Synthesis of fluorinated CaCO3-based oxygen-supplying nanophotosensitizers to potentiate photodynamic immunotherapy by reversing tumor hypoxia and immunosuppression

Photodynamic therapy is a noninvasive type of phototherapy with a high capacity to boost specific antitumor immunity by causing immunogenic cell death. However, the photodynamic therapeutic potency toward solid tumors is dampened by tumor hypoxia that negatively impairs the generation of cytotoxic singlet oxygen and promotes the formation of tumor immunosuppression. Herein, fluorinated CaCO3 (CaF) nanoparticles are prepared with the addition of dopamine-conjugated perfluorosebacic acid and ferric chloride into a calcium chloride ethanol solution via an ammonium bicarbonate-mediated gas-diffusion process. After being coated with commercial lipids and hexadecylamin conjugated chlorin e6 (hCe6) via a templated self-assembly process, the yielded PEGylated nanophotosensitizer (hCe6@CaF-PEG) exhibits an effective loading efficiency to perfluoro-15-crown-5-ether (PFCE), a model perfluorocarbon molecule, and thus oxygen molecules. Upon intravenous administration, the obtained PFCE/hCe6@CaF-PEG can alleviate tumor hypoxia by working as an oxygen nanoshuttle.
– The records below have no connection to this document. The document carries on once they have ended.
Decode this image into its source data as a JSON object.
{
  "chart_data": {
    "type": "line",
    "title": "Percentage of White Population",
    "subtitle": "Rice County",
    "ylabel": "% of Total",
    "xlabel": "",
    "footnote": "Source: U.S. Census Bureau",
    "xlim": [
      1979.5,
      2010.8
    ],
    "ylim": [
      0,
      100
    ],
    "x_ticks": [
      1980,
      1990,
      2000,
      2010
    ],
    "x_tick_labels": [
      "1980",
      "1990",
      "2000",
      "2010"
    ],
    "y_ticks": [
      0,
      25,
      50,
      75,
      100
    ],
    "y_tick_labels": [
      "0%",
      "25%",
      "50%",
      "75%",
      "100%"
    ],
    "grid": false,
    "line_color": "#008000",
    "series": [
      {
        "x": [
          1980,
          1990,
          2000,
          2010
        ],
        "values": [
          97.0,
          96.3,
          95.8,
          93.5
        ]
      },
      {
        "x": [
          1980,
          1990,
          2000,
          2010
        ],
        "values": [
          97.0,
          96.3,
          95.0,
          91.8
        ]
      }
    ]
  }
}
Together with local light emitting diode light exposure, photodynamic treatment with PFCE/hCe6@CaF-PEG can suppress the growth of primary CT26 tumors and unirradiated distant tumors, particularly when synergized with anti-PD-1 (aPD-1) immunotherapy to collectively reverse tumor immunosuppression. This work presents an effective strategy to potentiate photodynamic immunotherapy by concurrently reversing tumor hypoxia and immunosuppression.